Juan Carlos Yezzi (Carlitos): “Me puse una vez la camiseta y me quedó pintada”

Por Fabián Enzo Barda
De los ochenta años de su vida le brindó casi setenta a su Club, Ferroviario. Una pasión de toda una vida. El fútbol dorreguense está de luto. Ha muerto Juan Carlos Yezzi, emblema de los “aurinegros”. El diminutivo de unos de sus nombres, “Carlitos”, que lo identificó toda su existencia terrenal y que se prolongará en su legado fue pasando del muy buen futbolista y excelente compañero al padre del corazón de generaciones y generaciones de futbolistas que tuvieron el honor que los dirigiera como Técnico y que, con su testimonio de vida, haya sido una referencia ineludible en la formación no solo deportiva sino también humana.
“Me puse una vez la camiseta y me quedó pintada”, rememoró “Carlitos” en tiempos de los festejos del centenario del club más antiguo de la ciudad de Dorrego. Aquel niño que, de la mano de su padre, en tiempos que no había llegado el alambrado olímpico y solo una baranda dividía a la hinchada del campo de juego, miraba asombrado a ese Ferroviario de los tiempos de gloria en la Liga de Tres Arroyos.
A los doce comenzó a mezclarse con los pibes del barrio, en las puertas del “Pueblo Nuevo”. Poco tiempo pasó para que, de la mano de otro grande, Rodolfo Carapella, debutara en la Cuarta División en tiempos de la Liga Libre frente a Roca. Un debut amargo, “Carlitos” fue expulsado y se perdió todo el torneo.
A los quince debuta en Reserva compartiendo plantel con Roger Soca, “Pepe” Pedrueza, “El Gallego” Omar Palomar, De Paoli y Trellini, el arquero que impresionaba por su porte físico. Debut como wing Izquiedo , dos goles a Oriente y así comienza a escribir su historia como futbolista.
Ya en primera se calzó la 9. Los primeros tiempos como goleador los atribuye a ser un excelente cabeceador y a los wignes que lo acompañaron, “Tito” Lizarrondo y “El Turco” Jure. Recordó una vez que tenían por costumbre, todos los días, ir con “Tito” a la cancha para que le tirara centros y perfeccionar una jugada que salía de memoria.

De su larga trayectoria recordaba siempre a Avalos, “un gran arquero”, decía; Néstor Fernández, el ya nombrado “Tito” Lizarrondo, “Peto” Boutempo, “El Zurdo” Ricardo Aguirre, quizás su hijo futbolístico por excelencia y más cercano en el tiempo, el formidable delantero que, venido de Tandil, se convirtió en la última leyenda aurinegra, Gastón Rossi.
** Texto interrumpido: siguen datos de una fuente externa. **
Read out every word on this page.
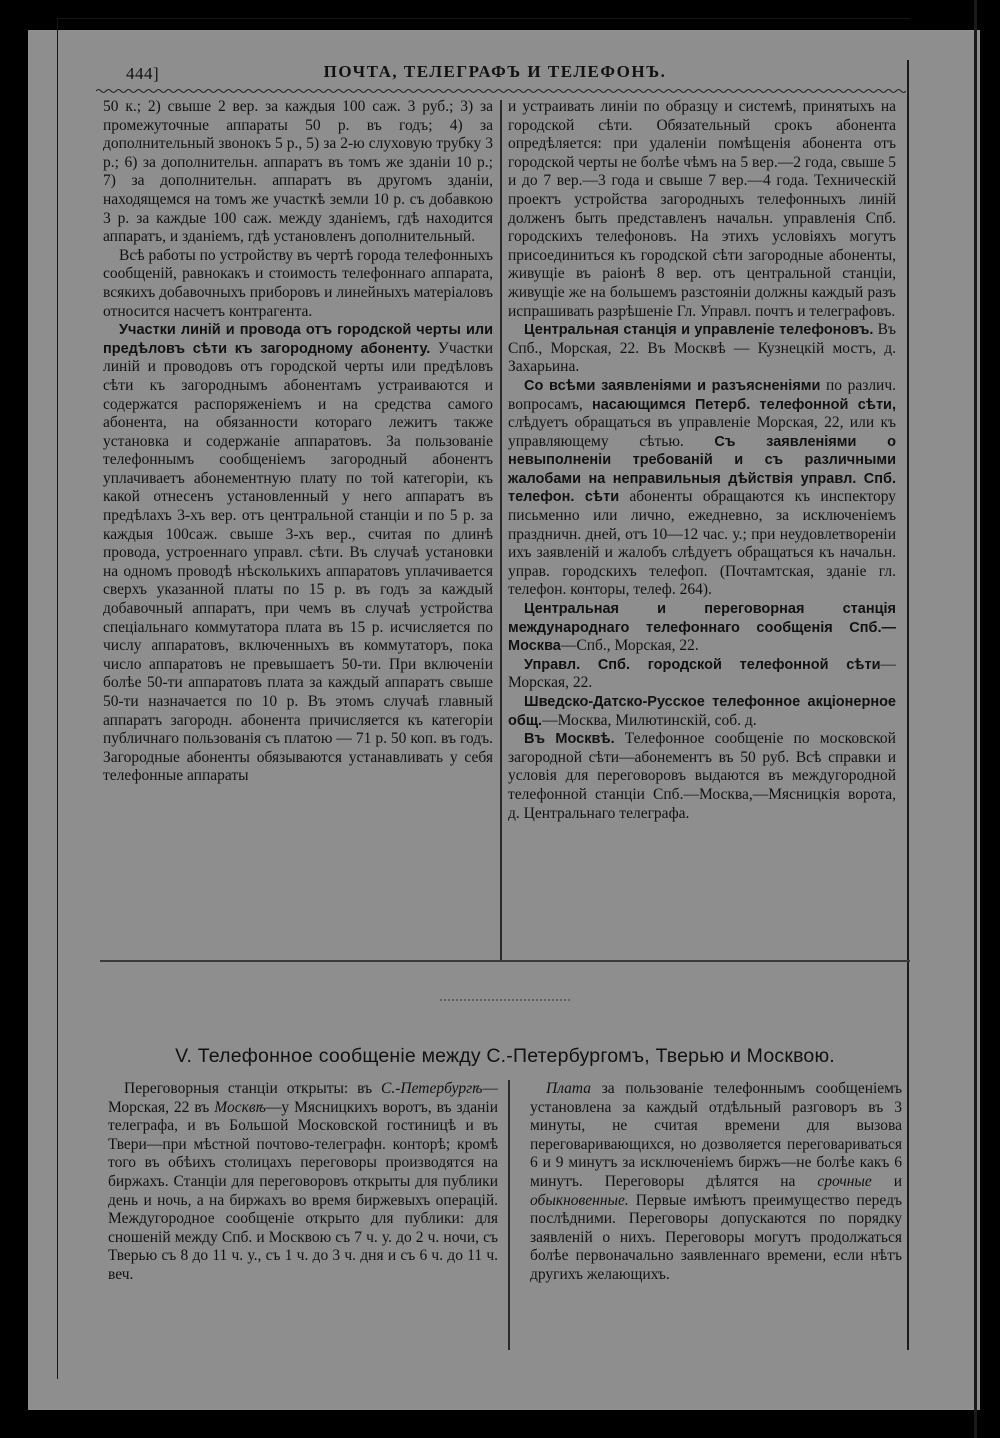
444]	ПОЧТА, ТЕЛЕГРАФЪ И ТЕЛЕФОНЪ.

50 к.; 2) свыше 2 вер. за каждыя 100 саж. 3 руб.; 3) за промежуточные аппараты 50 р. въ годъ; 4) за дополнительный звонокъ 5 р., 5) за 2-ю слуховую трубку 3 р.; 6) за дополнительн. аппаратъ въ томъ же зданіи 10 р.; 7) за дополнительн. аппаратъ въ другомъ зданіи, находящемся на томъ же участкѣ земли 10 р. съ добавкою 3 р. за каждые 100 саж. между зданіемъ, гдѣ находится аппаратъ, и зданіемъ, гдѣ установленъ дополнительный.

Всѣ работы по устройству въ чертѣ города телефонныхъ сообщеній, равнокакъ и стоимость телефоннаго аппарата, всякихъ добавочныхъ приборовъ и линейныхъ матеріаловъ относится насчетъ контрагента.

Участки линій и провода отъ городской черты или предѣловъ сѣти къ загородному абоненту. Участки линій и проводовъ отъ городской черты или предѣловъ сѣти къ загороднымъ абонентамъ устраиваются и содержатся распоряженіемъ и на средства самого абонента, на обязанности котораго лежитъ также установка и содержаніе аппаратовъ. За пользованіе телефоннымъ сообщеніемъ загородный абонентъ уплачиваетъ абонементную плату по той категоріи, къ какой отнесенъ установленный у него аппаратъ въ предѣлахъ 3-хъ вер. отъ центральной станціи и по 5 р. за каждыя 100саж. свыше 3-хъ вер., считая по длинѣ провода, устроеннаго управл. сѣти. Въ случаѣ установки на одномъ проводѣ нѣсколькихъ аппаратовъ уплачивается сверхъ указанной платы по 15 р. въ годъ за каждый добавочный аппаратъ, при чемъ въ случаѣ устройства спеціальнаго коммутатора плата въ 15 р. исчисляется по числу аппаратовъ, включенныхъ въ коммутаторъ, пока число аппаратовъ не превышаетъ 50-ти. При включеніи болѣе 50-ти аппаратовъ плата за каждый аппаратъ свыше 50-ти назначается по 10 р. Въ этомъ случаѣ главный аппаратъ загородн. абонента причисляется къ категоріи публичнаго пользованія съ платою — 71 р. 50 коп. въ годъ. Загородные абоненты обязываются устанавливать у себя телефонные аппараты

и устраивать линіи по образцу и системѣ, принятыхъ на городской сѣти. Обязательный срокъ абонента опредѣляется: при удаленіи помѣщенія абонента отъ городской черты не болѣе чѣмъ на 5 вер.—2 года, свыше 5 и до 7 вер.—3 года и свыше 7 вер.—4 года. Техническій проектъ устройства загородныхъ телефонныхъ линій долженъ быть представленъ начальн. управленія Спб. городскихъ телефоновъ. На этихъ условіяхъ могутъ присоединиться къ городской сѣти загородные абоненты, живущіе въ раіонѣ 8 вер. отъ центральной станціи, живущіе же на большемъ разстояніи должны каждый разъ испрашивать разрѣшеніе Гл. Управл. почтъ и телеграфовъ.

Центральная станція и управленіе телефоновъ. Въ Спб., Морская, 22. Въ Москвѣ — Кузнецкій мостъ, д. Захарьина.

Со всѣми заявленіями и разъясненіями по различ. вопросамъ, насающимся Петерб. телефонной сѣти, слѣдуетъ обращаться въ управленіе Морская, 22, или къ управляющему сѣтью. Съ заявленіями о невыполненіи требованій и съ различными жалобами на неправильныя дѣйствія управл. Спб. телефон. сѣти абоненты обращаются къ инспектору письменно или лично, ежедневно, за исключеніемъ праздничн. дней, отъ 10—12 час. у.; при неудовлетвореніи ихъ заявленій и жалобъ слѣдуетъ обращаться къ начальн. управ. городскихъ телефоп. (Почтамтская, зданіе гл. телефон. конторы, телеф. 264).

Центральная и переговорная станція международнаго телефоннаго сообщенія Спб.—Москва—Спб., Морская, 22.

Управл. Спб. городской телефонной сѣти—Морская, 22.

Шведско-Датско-Русское телефонное акціонерное общ.—Москва, Милютинскій, соб. д.

Въ Москвѣ. Телефонное сообщеніе по московской загородной сѣти—абонементъ въ 50 руб. Всѣ справки и условія для переговоровъ выдаются въ междугородной телефонной станціи Спб.—Москва,—Мясницкія ворота, д. Центральнаго телеграфа.

V. Телефонное сообщеніе между С.-Петербургомъ, Тверью и Москвою.

Переговорныя станціи открыты: въ С.-Петербургѣ—Морская, 22 въ Москвѣ—у Мясницкихъ воротъ, въ зданіи телеграфа, и въ Большой Московской гостиницѣ и въ Твери—при мѣстной почтово-телеграфн. конторѣ; кромѣ того въ обѣихъ столицахъ переговоры производятся на биржахъ. Станціи для переговоровъ открыты для публики день и ночь, а на биржахъ во время биржевыхъ операцій. Междугородное сообщеніе открыто для публики: для сношеній между Спб. и Москвою съ 7 ч. у. до 2 ч. ночи, съ Тверью съ 8 до 11 ч. у., съ 1 ч. до 3 ч. дня и съ 6 ч. до 11 ч. веч.

Плата за пользованіе телефоннымъ сообщеніемъ установлена за каждый отдѣльный разговоръ въ 3 минуты, не считая времени для вызова переговаривающихся, но дозволяется переговариваться 6 и 9 минутъ за исключеніемъ биржъ—не болѣе какъ 6 минутъ. Переговоры дѣлятся на срочные и обыкновенные. Первые имѣютъ преимущество передъ послѣдними. Переговоры допускаются по порядку заявленій о нихъ. Переговоры могутъ продолжаться болѣе первоначально заявленнаго времени, если нѣтъ другихъ желающихъ.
Hasta principios de los años 80 del siglo XX las divisiones inferiores en la Liga de Dorrego se sustentaban en algún pionero dirigente que insistía en la importancia de las mismas y referentes que desde la dirección técnica dejaron una huella imborrable para las futuras participaciones en LIFIBA en la Liga del Sur y en la continuidad de los torneos de inferiores en la actualidad. Es así que Progreso en El Perdido tenía a Amadeo Moreno, Villa Rosa a Alicia Cejas de Montero y Ferroviario a “Carlitos” Yezzi.
Su paso por la Dirección Técnica generó en Ferroviario sentido de pertenencia, identidad, caballerosidad deportiva convirtiéndose en una verdadera leyenda para el pueblo aurinegro. Los equipos de Juan Carlos Yezzi eran el fiel reflejo de su personalidad. Desde los entrenamientos, la conducta dentro y fuera de la cancha, tenían su sello.
Tenía algo distinto, trataba a sus futbolistas como trataba a sus hijos. No tenemos dudas que para él eran como sus hijos. José Banegas, Héctor Echeto, Aldo Mazzarini, Ricardo Aguirre, Roberto Aguirre, Marcelo Franco, Roberto Remón, Hugo Segurola, Héctor Ahargo, llegaron, muy “pichones”, a la primera de “Ferro” de la mano de “Carlitos”.
La vida siguió como pudo cuando fuertemente golpeó a la familia Yezzi y al futbol local todo con la muerte de su hijo Marcelo. Gran proyecto de arquero y un pibe sensacional. La escuela de fútbol aurinegra, en justo homenaje, lleva el nombre de “Marcelo Yezzi”.
En el sitial de los grandes de un club grande, en el panteón de la “Patria Aurinegra” ahí está Juan Carlos Yezzi, “Carlitos”, el pibe que a los doce años se puso la camiseta y le quedó pintada. (22-02-26).